On ne peut que louer les efforts du gouvernement à vouloir réduire de 200 000 d’ici cinq ans le nombre de ménages qui vivent sous le seuil de la pauvreté.  MAIS, dérision ou inconscience, c’est Québec lui-même qui a défni le niveau de ce seuil. De manière transitoire, nous disent-ils, le niveau sera fixé à 10 800 $ pour une personne seule; 15 500 $ pour un couple  sans enfant et une personne chef de famille monoparentale avec un enfant; et 18 200 $ pour une personne chef de famille monoparentale avec trois enfants ou plus comme dans celui d’un couple avec deux enfants, le seuil est de 22 000 $. Pour les familles de plus de trois enfants, il s’élève è 24 500 $.

Si je fais le calcul par mois pour un revenu de 10 800 $, c’est 900 $. Une somme qui constitue le compte de dépenses mensuel du président-directeur général d’une PME!

Parlons aussi de la loi 112 qui prévoyait il y a quelques années de créer un Observatoire de la Pauvreté et qui devait «élaborer une série d’indicateurs devant servir à mesurer la pauvreté et l’exclusion sociale, les inégalités sociales et économiques, dont les écarts de revenus, ainsi que les autres déterminants de pauvreté.» Malheureusement le gouvernement a finalement décidé de faire une croix sur cet observatoire!

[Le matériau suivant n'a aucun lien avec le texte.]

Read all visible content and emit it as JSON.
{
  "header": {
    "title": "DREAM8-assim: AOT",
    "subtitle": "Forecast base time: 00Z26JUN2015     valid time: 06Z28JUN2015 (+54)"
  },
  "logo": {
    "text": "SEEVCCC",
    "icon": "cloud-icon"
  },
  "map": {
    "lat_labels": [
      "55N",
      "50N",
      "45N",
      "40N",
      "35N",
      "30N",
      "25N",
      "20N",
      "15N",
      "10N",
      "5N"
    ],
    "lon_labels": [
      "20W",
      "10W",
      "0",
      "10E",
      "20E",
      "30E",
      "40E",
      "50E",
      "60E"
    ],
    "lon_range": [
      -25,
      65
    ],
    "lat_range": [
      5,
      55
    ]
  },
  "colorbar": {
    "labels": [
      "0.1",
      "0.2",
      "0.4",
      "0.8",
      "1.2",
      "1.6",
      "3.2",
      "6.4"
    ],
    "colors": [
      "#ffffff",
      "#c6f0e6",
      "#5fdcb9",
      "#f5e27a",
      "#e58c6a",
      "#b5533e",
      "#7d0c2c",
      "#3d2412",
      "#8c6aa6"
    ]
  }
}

Le recours aux organismes de charité – un bonus

Avoir recours aux organismes de charité pour les personnes vivant dans la pauvreté est comme recevoir un bonus. La seule différence est dans l’écart de la somme reçue comparativement à celle remise à un employé.

JEUNESSE AU SOLEIL

Jeunesse Au Soleil distribue à l’occasion des Fêtes des denrées alimentaires et des jouets neufs à des familles dans le besoin. Cette année, on parle d’environ 18 000 foyers qui bénéficièrent de l’aide de Jeunesse Soleil. Toute cette activité ne se réaliserait pas sans les quelques 2 000 bénévoles qui y travaillent. Des personnes qui apportent leur aide dans la distribution, au téléphone, sur la route, sur la livraison des marchandises, sur l’emballage, et les personnes qui sont à l’entrepôt en train de préparer des sacs. Sans compter les donateurs en argent, en marchandises de toutes sortes.

Jeunesse Au Soleil aide les jeunes tout au long de l’année.

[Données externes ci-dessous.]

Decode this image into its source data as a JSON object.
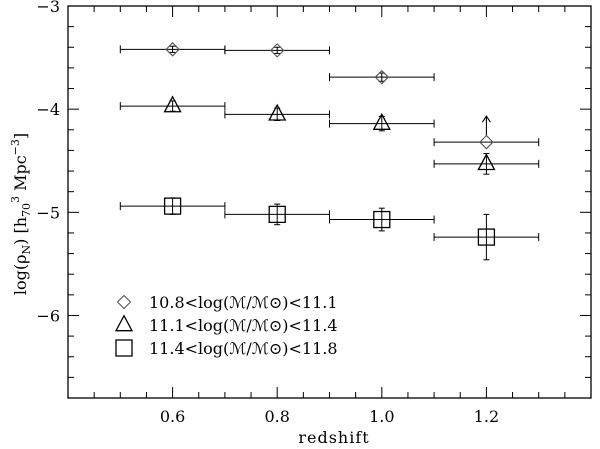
{
  "chart_data": {
    "type": "scatter",
    "xlabel": "redshift",
    "ylabel": "log(ρ_N)  [h₇₀³ Mpc⁻³]",
    "ylabel_parts": {
      "open": "log(ρ",
      "sub": "N",
      "mid": ")   [h",
      "sub2": "70",
      "sup": "3",
      "unit": " Mpc",
      "sup2": "−3",
      "close": "]"
    },
    "xlim": [
      0.4,
      1.4
    ],
    "ylim": [
      -6.8,
      -3.0
    ],
    "xticks": [
      0.6,
      0.8,
      1.0,
      1.2
    ],
    "xtick_labels": [
      "0.6",
      "0.8",
      "1.0",
      "1.2"
    ],
    "yticks": [
      -3,
      -4,
      -5,
      -6
    ],
    "ytick_labels": [
      "−3",
      "−4",
      "−5",
      "−6"
    ],
    "grid": false,
    "legend_position": "bottom-left",
    "series": [
      {
        "name": "10.8<log(ℳ/ℳ⊙)<11.1",
        "marker": "diamond",
        "x": [
          0.6,
          0.8,
          1.0,
          1.2
        ],
        "xerr_low": [
          0.1,
          0.1,
          0.1,
          0.1
        ],
        "xerr_high": [
          0.1,
          0.1,
          0.1,
          0.1
        ],
        "y": [
          -3.42,
          -3.43,
          -3.69,
          -4.32
        ],
        "yerr": [
          0.03,
          0.03,
          0.04,
          0.0
        ],
        "lower_limit": [
          false,
          false,
          false,
          true
        ]
      },
      {
        "name": "11.1<log(ℳ/ℳ⊙)<11.4",
        "marker": "triangle",
        "x": [
          0.6,
          0.8,
          1.0,
          1.2
        ],
        "xerr_low": [
          0.1,
          0.1,
          0.1,
          0.1
        ],
        "xerr_high": [
          0.1,
          0.1,
          0.1,
          0.1
        ],
        "y": [
          -3.97,
          -4.05,
          -4.14,
          -4.53
        ],
        "yerr": [
          0.05,
          0.06,
          0.07,
          0.1
        ],
        "lower_limit": [
          false,
          false,
          false,
          false
        ]
      },
      {
        "name": "11.4<log(ℳ/ℳ⊙)<11.8",
        "marker": "square",
        "x": [
          0.6,
          0.8,
          1.0,
          1.2
        ],
        "xerr_low": [
          0.1,
          0.1,
          0.1,
          0.1
        ],
        "xerr_high": [
          0.1,
          0.1,
          0.1,
          0.1
        ],
        "y": [
          -4.94,
          -5.02,
          -5.07,
          -5.24
        ],
        "yerr": [
          0.08,
          0.1,
          0.11,
          0.22
        ],
        "lower_limit": [
          false,
          false,
          false,
          false
        ]
      }
    ],
    "colors": {
      "ink": "#000000",
      "diamond": "#555555",
      "background": "#ffffff"
    }
  }
}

JEUNESSE AU SOLEIL ÉTEND SON AIDE AUX PETITS SALARIÉS. Jeunesse au Soleil offre dans cette période économique difficile une aide alimentaire aux démunis de la société, notamment aux travailleurs payés au salaire minimum.

LA MAISON DU PÈRE ET LES SANS-ABRI

La Maison du Père a créé une section pour les sans-abri et qui sont dans un processus de réhabilitation. La Maison du Père, fondée par Mgr Paul Grégoire, a comme mission d’offrir un lieu où «l’homme de la rue peut retrouver sa dignité.»

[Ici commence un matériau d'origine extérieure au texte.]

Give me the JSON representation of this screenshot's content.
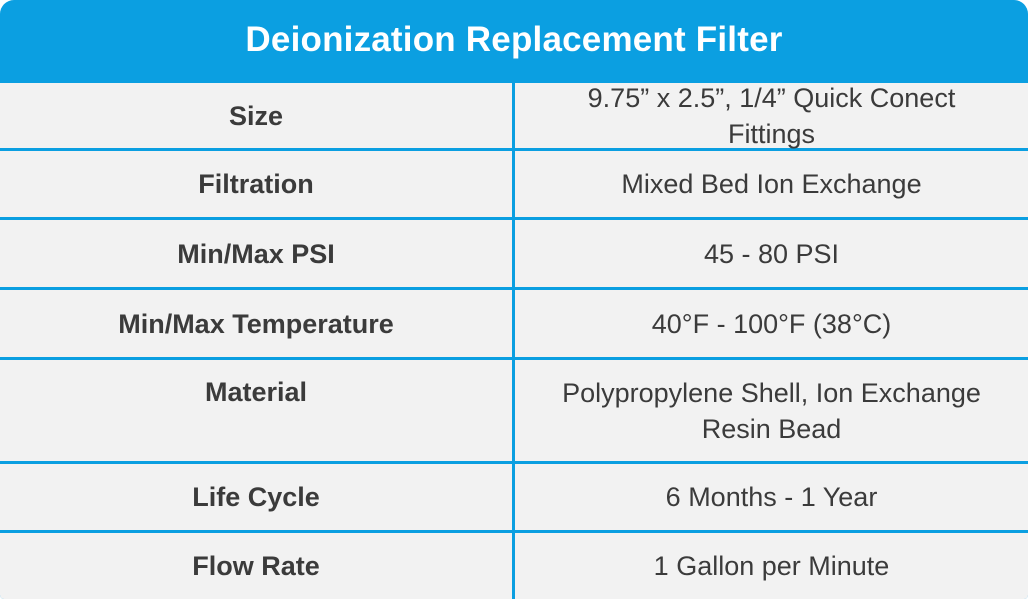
{
  "header": {
    "title": "Deionization Replacement Filter"
  },
  "table": {
    "rows": [
      [
        "Size",
        "9.75” x 2.5”, 1/4” Quick Conect Fittings"
      ],
      [
        "Filtration",
        "Mixed Bed Ion Exchange"
      ],
      [
        "Min/Max PSI",
        "45 - 80 PSI"
      ],
      [
        "Min/Max Temperature",
        "40°F - 100°F (38°C)"
      ],
      [
        "Material",
        "Polypropylene Shell, Ion Exchange Resin Bead"
      ],
      [
        "Life Cycle",
        "6 Months - 1 Year"
      ],
      [
        "Flow Rate",
        "1 Gallon per Minute"
      ]
    ]
  }
}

Un souhait pour diminuer la pauvreté

Il existe des organismes qui dénoncent la pauvreté au Canada, entre autres, pauvrete.org

Que peut-on faire? Tout d’abord, le taux horaire qui sera de 9,90 $ à compter du 1er mai 2012 n’est pas assez élevé. Un point c’est tout. Si je calcule bien, pour 40 heures de travail à 9,90 $, le salaire est de 396,00 $ par semaine. Moins l’impôt. Oui, une personne «peut arriver» en se privant de tout, mais est-ce une vie, est-ce vivre dignement?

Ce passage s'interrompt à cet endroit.